紅いも特産品の開発を柱に、むらおこし事業の中核を担ってきた読谷村商工会(大城勝哲会長)は、新たな飛躍の原動力となる資源を探るため、これまでさまざまなイベントを開催し、二十一世紀をにらんだ村づくりに向け積極的な活動を展開してきた。
商工会の設立二十周年を機に行われた記念事業では、子供たちの視点で読谷村の未来を語らせようと昨年十二月十一日に開かれた「子供シンポジウム”21世紀の読谷村”」(青年部)、今年の二月二十五日には、本村の小売業者の今後の在り方を行政、消費者、各種団体などが村ぐるみで考える「夢のあるマチづくりシンポジウム」を開催し、商工会設立20周年記念大会・祝賀会(三月八日)へとつなげた
その記念事業には、商工会20周年の歩みを綴った「記念誌”階”」の発刊と併せ、残波岬に記念モニュメントを建造。また、「ユンタンザむらおこし物産展」を前にした三月二十五日には北海道から鹿児島県までの芋の専門家らを招いて「全国甘藷(いも)シンポジウム」を催した。
「全国甘藷シンポジウム」 活発に意見交換
「甘藷(いも)二十一世紀の主役の座を求めて」をテーマにしたシンポジウムは村総合福祉センターにて開催され、会場には県外からの芋の専門家らに加え、村内外の各地で芋を中心に地域活性化を担う人々(百二十人余)が参加し、活発に意見を交換した。
シンポジウムでの開会セレモニーでは、主催者を代表して大城会長が全国甘藷シンポジウムの開催趣旨と意義が唱えられた後に、「基調講演」「全体会議」へと会議が進められ、基調講演では北海道農業試験場の梅村芳樹研究室長が「甘藷に託す夢と可能性について」と題して講演。

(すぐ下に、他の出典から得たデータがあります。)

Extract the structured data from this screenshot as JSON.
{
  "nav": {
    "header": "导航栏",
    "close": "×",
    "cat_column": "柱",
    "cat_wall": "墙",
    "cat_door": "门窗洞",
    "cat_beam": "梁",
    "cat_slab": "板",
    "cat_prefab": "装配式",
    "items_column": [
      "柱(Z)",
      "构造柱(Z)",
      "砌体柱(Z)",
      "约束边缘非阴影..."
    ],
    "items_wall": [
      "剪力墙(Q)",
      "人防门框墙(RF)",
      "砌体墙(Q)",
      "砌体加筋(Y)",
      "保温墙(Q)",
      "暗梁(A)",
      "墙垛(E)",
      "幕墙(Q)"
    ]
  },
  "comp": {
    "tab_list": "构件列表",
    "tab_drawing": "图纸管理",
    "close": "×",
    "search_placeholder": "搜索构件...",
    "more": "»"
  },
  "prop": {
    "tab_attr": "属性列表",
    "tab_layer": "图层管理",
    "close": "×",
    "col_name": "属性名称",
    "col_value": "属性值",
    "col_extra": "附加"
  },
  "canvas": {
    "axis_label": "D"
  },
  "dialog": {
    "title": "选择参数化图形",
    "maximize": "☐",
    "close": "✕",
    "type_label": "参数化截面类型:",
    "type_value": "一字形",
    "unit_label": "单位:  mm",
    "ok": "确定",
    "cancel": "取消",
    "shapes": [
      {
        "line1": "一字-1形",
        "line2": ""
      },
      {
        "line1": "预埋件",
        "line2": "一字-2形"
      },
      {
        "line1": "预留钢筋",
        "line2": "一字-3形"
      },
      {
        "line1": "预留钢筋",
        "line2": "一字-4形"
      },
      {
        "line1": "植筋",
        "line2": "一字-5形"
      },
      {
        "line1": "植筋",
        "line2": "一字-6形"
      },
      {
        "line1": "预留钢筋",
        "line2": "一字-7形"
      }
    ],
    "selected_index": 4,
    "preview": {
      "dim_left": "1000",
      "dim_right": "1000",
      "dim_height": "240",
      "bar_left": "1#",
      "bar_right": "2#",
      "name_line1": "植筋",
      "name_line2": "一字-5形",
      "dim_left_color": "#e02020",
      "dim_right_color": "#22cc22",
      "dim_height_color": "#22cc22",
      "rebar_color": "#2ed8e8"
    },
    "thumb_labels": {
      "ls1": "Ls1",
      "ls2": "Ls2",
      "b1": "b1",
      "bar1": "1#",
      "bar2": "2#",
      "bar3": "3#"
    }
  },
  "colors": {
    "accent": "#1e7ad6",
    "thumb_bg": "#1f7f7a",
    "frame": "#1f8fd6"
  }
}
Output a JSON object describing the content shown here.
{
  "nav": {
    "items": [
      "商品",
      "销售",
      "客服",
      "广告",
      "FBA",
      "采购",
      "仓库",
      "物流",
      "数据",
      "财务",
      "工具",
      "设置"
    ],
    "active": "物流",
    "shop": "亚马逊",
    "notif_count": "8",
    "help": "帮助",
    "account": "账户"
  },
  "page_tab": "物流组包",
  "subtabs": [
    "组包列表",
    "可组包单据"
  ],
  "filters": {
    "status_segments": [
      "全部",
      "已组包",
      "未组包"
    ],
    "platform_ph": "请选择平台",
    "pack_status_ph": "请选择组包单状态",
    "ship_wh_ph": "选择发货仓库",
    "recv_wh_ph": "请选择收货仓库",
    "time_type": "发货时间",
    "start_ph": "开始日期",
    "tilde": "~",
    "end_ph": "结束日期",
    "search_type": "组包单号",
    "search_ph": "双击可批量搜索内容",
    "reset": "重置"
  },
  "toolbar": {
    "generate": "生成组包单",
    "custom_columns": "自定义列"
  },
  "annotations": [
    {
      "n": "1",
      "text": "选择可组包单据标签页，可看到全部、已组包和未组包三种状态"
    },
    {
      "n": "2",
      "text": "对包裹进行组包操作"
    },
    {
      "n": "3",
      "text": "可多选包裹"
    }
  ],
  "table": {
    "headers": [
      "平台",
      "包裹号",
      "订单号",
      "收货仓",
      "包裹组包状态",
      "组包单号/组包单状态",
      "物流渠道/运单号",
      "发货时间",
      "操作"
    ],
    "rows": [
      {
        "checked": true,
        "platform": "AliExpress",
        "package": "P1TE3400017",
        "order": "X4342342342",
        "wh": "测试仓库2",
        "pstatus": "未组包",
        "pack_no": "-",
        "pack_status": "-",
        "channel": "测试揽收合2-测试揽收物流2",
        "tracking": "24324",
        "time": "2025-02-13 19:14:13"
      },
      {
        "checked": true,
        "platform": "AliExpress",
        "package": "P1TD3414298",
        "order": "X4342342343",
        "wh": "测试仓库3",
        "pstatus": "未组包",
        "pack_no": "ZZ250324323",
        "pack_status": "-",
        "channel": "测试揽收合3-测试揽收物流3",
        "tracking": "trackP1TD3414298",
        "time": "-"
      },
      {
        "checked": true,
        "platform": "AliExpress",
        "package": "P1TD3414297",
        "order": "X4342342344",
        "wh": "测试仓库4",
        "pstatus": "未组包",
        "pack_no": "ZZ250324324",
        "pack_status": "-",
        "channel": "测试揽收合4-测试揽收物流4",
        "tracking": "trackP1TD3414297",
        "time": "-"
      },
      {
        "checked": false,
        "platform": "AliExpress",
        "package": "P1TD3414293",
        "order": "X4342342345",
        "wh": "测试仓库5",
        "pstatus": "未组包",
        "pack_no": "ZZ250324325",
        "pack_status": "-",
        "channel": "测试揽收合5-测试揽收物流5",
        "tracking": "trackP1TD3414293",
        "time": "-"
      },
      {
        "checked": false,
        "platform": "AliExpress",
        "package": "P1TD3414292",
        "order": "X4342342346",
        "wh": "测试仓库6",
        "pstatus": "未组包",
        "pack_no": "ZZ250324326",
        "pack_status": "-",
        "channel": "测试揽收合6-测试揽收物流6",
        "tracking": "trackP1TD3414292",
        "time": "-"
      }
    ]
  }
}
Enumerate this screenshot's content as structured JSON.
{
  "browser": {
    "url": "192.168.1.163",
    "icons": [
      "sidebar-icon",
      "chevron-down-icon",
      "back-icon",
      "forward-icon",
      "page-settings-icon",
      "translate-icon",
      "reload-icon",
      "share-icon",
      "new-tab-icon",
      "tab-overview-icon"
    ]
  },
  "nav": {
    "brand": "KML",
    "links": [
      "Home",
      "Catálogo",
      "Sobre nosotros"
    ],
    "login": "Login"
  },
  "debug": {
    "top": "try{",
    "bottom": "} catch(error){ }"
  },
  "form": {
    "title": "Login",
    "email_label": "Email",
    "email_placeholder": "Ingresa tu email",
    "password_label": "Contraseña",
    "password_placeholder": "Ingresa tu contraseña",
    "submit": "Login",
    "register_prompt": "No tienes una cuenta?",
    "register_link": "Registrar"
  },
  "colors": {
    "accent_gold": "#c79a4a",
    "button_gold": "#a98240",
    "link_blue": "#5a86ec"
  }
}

引き続き生産・加工・流通の見地からの事例報告が行われ、熊本県大津町JA菊池大津中央支所の式森幹男営農課長が「大津町からの唐いも生産の状況について」、鹿児島経済連食品総合研究所の藤本滋生所長が「サツマイモの完全利用法」、鹿児島県山形屋産業開発の有島孝秋社長が「サツマイモの加工流通事業の開拓・拡大について」、むらおこし会社ユンタンザの松田昌彦社長が「紅いもによるむらおこし(地域づくり)」をテーマにそれぞれの事例を紹介した。
梅村室長は、芋の歴史や日本へ伝わった時期などについてふれた後「芋には他の野菜と比べてけた違いにビタミンEが多く含まれるほか、カロチンやアントシアン(赤紫色素)は抗酸化力が強く、抗がん作用や老化防止に効く成分が含まれている」と指摘した上で、「甘藷は無農薬、少肥料栽培が可能で、ナチュラル(自然)、ヘルシー(健康)、ファッショナブル(流行)な食品で環境にやさしい作物。消費増加は間違いなく、必死になって頑張れる人材を見つけ出し、本気で取り組めば夢のような食品素材が生まれるだろう。二十一世紀の主役になれる素材である」と強調。
事例報告では、①生産の立場から式森課長が「苗の品質改善や品種の一本化を図り、自然を活用した貯蔵方法で甘藷栽培が安定し農業経営の柱になっている」ことを紹介。②加工では、藤本所長が「サツマイモから水分を取り除く方法(四種類)を考えた。最も好ましい結果が出たのが凍結処理法で、芋をいったん凍らせて解凍すると組織が壊れてスポンジ状になり汁やでんぷん、食物繊維に分けられ完全利用ができる。パンやうどんに加えたり、コロッケにも利用でき用途が拡大する」と提起。③琉津では、有島社長が「消費者が好んで食べることを基本に据え、煮る、焼く、蒸すなど五つの加工法で芋に付加価値をつけて商品化したところ所得が十年そこそこで四倍近くも伸びた。流通(商品販売)は難しいが努力すれば成功するもの。量と加工、販売方法を学び、読谷村を訪れる人々はもちろん、沖縄に来た観光客がどこに行っても紅いも商品を買えるようにするという、販売テクニックが必要だ」と強調。また、むらおこし会社ユンタンザの松田社長は、紅芋にこだわった商工会の取り組みの経緯と課題などを報告した。
その後、参加者らは分科会「第一・生産」「第二・加工」「第三・流通」に分かれて活発に意見交換。その討議の結果は、全体会議でそれぞれの座長から報告を行い、甘藷シンポジウムを閉じた。